Good to the Last Droplet

  • Feb 05, 2016
Sprayer Nozzle
The most expensive inputs are the ones that don’t work. For your herbicide and pesticide investments to be worthwhile, they must hit their intended target.

Here are some best practices to help keep active ingredients on target and at concentrations where they offer the most benefit.

1. Optimize nozzle performance. Calibrate your spray nozzles and make sure they are within 10 percent of their designed output. Replace any nozzles outside of that range.

2. Check nozzles for desired spray pattern. Flawed spray patterns can be caused by clogged or worn nozzles, improper nozzle cleaning, and also by incorrect boom height. Most spray booms should be a minimum of 20 inches above your target. Check the nozzle manufacturer’s recommendation to make sure you set the proper boom height.

3. Select the correct nozzle output. Nozzle selection should be determined by the type of chemical you are spraying, whether it’s a systemic product like dicamba, 2,4-D or glyphosate; or a contact product such as strobilurin fungicides, or the herbicides fomesafen or glufosinate. Follow label instructions to determine proper droplet size for each application.

4. Hit your target.
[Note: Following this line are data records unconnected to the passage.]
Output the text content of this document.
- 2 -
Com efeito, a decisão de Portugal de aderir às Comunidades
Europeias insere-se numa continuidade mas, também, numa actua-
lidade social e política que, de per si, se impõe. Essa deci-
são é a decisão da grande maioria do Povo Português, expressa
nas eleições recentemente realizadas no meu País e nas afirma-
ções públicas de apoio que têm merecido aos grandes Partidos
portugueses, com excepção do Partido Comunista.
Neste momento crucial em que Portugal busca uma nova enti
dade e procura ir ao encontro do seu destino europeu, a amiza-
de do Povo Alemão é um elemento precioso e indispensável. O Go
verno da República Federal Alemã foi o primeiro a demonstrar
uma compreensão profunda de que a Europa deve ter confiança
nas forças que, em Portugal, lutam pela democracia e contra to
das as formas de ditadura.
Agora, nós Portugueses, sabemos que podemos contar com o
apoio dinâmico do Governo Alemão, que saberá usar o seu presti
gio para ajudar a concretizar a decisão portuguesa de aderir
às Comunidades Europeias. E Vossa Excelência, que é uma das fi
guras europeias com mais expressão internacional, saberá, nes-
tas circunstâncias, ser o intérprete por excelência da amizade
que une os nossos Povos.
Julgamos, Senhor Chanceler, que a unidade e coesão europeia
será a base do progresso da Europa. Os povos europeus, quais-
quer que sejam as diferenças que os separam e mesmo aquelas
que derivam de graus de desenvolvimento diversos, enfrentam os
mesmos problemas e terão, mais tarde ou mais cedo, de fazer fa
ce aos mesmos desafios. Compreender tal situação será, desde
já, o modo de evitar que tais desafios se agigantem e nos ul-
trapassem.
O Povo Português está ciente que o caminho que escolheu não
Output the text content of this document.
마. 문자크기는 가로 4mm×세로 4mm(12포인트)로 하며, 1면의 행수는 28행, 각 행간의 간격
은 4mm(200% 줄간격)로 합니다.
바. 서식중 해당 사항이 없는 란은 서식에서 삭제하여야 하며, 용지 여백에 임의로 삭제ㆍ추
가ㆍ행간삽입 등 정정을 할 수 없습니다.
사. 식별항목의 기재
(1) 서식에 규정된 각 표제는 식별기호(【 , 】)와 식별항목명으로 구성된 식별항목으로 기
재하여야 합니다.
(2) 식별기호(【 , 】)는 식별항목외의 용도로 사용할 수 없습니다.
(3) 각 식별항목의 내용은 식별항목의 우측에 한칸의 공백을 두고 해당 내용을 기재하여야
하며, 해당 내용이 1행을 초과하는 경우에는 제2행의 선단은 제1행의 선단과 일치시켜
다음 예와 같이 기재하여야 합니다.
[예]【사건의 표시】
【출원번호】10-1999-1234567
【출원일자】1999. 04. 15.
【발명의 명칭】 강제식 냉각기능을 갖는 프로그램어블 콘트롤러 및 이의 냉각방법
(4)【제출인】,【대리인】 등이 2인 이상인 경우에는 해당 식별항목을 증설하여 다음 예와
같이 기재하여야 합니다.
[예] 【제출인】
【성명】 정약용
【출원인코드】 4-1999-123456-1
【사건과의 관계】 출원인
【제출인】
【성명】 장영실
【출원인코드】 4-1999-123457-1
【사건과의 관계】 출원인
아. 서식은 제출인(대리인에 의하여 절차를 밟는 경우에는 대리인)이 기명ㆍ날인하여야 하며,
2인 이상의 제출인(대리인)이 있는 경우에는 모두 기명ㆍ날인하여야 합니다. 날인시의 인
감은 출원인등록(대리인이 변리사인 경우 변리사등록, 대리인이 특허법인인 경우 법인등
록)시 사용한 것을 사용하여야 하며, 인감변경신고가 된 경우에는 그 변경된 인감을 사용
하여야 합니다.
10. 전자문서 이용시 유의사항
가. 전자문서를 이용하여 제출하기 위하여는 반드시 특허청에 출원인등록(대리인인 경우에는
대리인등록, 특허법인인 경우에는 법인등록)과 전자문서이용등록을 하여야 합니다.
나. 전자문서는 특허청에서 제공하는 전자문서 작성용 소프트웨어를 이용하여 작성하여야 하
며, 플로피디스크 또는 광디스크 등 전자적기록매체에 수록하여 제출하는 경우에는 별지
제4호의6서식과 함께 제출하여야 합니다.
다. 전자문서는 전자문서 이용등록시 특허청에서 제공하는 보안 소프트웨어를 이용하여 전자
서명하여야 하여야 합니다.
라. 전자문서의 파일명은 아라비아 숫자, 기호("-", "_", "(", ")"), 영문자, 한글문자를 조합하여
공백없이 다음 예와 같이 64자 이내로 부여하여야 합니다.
Spray drift can be controlled by increasing droplet size and using a drift control agent. Reducing fine droplets helps keep products from blowing away, injuring adjacent crops or evaporating too soon. In addition, the spray should reach deep into the crop canopy to achieve better overall coverage. Some drift control agents cannot be used with certain types of nozzles, so be sure to read product labels for any restrictions.

Increased droplet size can be achieved by:
  • Changing spray tips.
  • Decreasing spray pressure. (This could mean reducing speed during application, increasing spray tip orifice size or using pulsating nozzles.)
5. Use an adjuvant or surfactant. Adjuvants are added to a spray tank to aid or modify the action of a chemical. Some adjuvants increase spray solution performance and others make the solution easier to handle. Surfactants change the surface tension of the water, usually reducing it to increase droplet spread on a leaf. Be sure to thoroughly review the labels of any adjuvants or surfactants you are considering.

Attending a WinField spray clinic or scheduling an on-farm spray assessment can help you fine-tune your equipment and make the most of your crop protection investment. Take the time now to check your sprayer and devise your crop protection strategy. This will help save time during the season and can pay off at harvest by preserving yield.